An eligible provider will be treated as a meaningful user of EHR technology if they meet the following three criteria:

Nancy J. Beckley
  1. The eligible professional demonstrates to the satisfaction of the Secretary that, during the period, the professional is using a certified EHR technology in a meaningful manner, which will include the use of electronic prescribing as determined to be appropriate by the Secretary.
  2. The eligible professional demonstrates to the satisfaction of the Secretary that, during such period, such certified EHR technology is connected in a manner that provides, in accordance with law and standards applicable to the exchange of information, for the electronic exchange of health information to improve the quality of health care such as promoting cure coordination.
  3. The eligible professional submits information on clinical quality measures (which shall be selected by the Secretary and who will provide preference to measures that have been endorsed by the consensus-based entity regarding performance measurement with which the Secretary has a contract under Section 1890(a) of the Social Security Act).
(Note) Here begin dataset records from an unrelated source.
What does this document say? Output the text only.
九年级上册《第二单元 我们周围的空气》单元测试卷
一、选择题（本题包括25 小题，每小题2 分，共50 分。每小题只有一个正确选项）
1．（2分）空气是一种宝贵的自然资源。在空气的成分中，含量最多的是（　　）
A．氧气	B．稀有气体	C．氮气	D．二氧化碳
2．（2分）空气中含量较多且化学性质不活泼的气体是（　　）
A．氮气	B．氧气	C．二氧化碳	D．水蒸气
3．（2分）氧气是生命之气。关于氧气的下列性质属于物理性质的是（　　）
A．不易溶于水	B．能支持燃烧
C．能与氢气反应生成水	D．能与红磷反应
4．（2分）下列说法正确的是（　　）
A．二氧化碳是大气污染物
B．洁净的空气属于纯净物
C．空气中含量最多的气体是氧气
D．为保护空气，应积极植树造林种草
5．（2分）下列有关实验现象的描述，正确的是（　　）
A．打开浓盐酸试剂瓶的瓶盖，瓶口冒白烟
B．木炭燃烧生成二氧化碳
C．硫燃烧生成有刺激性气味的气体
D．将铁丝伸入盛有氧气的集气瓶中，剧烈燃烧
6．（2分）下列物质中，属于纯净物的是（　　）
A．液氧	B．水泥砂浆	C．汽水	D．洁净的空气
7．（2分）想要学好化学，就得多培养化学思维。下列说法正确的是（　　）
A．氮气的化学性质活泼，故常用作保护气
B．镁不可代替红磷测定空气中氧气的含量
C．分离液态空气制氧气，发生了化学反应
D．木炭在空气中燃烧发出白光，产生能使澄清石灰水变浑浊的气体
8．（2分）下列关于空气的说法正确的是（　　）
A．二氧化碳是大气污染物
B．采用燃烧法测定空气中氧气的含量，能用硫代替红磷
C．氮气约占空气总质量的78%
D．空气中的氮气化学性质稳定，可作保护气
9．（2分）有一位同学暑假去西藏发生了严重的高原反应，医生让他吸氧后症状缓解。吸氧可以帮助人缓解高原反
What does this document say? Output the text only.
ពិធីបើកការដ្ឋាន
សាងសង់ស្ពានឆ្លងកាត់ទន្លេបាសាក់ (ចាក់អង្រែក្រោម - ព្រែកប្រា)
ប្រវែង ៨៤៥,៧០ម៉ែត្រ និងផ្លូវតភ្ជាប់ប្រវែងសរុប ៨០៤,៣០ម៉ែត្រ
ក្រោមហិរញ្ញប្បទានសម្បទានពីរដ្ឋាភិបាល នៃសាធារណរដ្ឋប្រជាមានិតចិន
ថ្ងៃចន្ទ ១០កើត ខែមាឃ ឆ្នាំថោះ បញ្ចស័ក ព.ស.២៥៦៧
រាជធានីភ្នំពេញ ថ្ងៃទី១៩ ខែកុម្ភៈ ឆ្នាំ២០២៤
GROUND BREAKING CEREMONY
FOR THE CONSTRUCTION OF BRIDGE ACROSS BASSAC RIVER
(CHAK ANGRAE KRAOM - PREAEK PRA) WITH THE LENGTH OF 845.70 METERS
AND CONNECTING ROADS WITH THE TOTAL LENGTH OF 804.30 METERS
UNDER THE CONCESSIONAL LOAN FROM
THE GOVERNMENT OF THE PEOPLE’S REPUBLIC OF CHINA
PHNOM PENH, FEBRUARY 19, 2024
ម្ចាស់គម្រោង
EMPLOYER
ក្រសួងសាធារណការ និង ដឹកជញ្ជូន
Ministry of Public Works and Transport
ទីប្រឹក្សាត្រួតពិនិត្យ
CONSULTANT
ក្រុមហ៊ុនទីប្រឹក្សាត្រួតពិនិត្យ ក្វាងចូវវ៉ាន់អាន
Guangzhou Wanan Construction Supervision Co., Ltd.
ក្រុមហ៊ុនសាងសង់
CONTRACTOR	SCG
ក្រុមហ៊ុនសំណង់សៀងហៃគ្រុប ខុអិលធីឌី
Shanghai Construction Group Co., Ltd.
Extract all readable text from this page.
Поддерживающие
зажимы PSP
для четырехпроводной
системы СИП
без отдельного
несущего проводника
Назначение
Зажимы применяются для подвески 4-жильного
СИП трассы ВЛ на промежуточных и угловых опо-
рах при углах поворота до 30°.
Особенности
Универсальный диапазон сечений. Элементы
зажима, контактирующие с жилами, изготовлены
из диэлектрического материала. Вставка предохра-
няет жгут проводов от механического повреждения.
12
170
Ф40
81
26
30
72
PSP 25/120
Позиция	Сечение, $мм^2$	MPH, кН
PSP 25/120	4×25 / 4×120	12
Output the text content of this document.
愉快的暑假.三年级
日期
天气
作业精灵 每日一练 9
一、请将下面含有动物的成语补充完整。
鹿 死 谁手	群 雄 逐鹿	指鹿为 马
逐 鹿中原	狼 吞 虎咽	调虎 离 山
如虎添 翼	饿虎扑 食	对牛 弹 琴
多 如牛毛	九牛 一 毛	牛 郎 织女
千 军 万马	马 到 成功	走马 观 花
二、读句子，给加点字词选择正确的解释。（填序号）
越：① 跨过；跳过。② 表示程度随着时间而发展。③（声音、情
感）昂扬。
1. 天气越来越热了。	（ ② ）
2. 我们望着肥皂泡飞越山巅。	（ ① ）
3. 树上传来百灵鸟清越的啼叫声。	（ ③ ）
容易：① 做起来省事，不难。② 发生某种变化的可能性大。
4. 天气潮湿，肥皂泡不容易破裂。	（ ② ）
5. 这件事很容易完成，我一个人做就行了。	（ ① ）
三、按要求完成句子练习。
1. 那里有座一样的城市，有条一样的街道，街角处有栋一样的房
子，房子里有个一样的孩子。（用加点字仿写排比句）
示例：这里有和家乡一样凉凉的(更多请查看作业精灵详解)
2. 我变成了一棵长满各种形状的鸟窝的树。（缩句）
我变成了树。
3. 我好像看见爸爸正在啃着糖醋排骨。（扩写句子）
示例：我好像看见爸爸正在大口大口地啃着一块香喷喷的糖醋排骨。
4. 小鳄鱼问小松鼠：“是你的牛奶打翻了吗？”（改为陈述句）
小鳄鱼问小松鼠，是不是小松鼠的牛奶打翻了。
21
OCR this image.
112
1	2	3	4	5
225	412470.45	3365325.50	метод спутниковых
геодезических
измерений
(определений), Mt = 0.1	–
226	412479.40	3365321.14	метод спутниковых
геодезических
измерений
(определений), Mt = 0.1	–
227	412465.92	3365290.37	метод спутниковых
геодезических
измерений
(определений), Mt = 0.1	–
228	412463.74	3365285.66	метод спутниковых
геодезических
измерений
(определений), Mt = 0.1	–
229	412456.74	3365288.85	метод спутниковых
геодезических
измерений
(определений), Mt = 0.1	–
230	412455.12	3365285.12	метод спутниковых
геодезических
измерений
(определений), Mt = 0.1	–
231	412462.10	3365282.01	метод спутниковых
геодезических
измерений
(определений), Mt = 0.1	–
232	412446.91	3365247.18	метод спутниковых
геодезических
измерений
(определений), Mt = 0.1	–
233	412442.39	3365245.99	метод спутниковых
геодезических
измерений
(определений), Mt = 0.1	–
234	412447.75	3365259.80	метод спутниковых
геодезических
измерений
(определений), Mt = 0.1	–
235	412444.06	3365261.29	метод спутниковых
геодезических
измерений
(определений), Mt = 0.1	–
Are you confused yet? When the original HIPAA deadline for electronic transactions and codes (October 2003) was looming, CMS provided a checklist of questions to ask vendors, third-party administrators, or clearinghouses to ensure their compliance. There are a lot of questions to ask a potential EMR vendor when selecting your system. The challenge will be being able to ask the right questions, and not succumb to the pressures of a vendor to purchase an EMR system sooner than later.

While the stakes are incredibly high for the nation’s hospitals as well as physicians, they are also high for all providers. It is wise to keep abreast of the rule-making process and watch the associations that have been vigilant in analysis and interpretation of the standards and have provided appropriate commentary throughout the process. The government’s initiative is aggressive, costly for both providers and taxpayers, and challenges all providers to be diligent in their approach to the adoption of the standards.

As a final note, there are two other health information technology initiatives as noted in the January 16, 2009, CMS publication of two final rules, one of the HIPAA X12 5010/CMS-0009-F transactions standards to be implemented in 2010 as well as the Final Rule for ICD-10/CMS-0013-F to be implemented in 2013.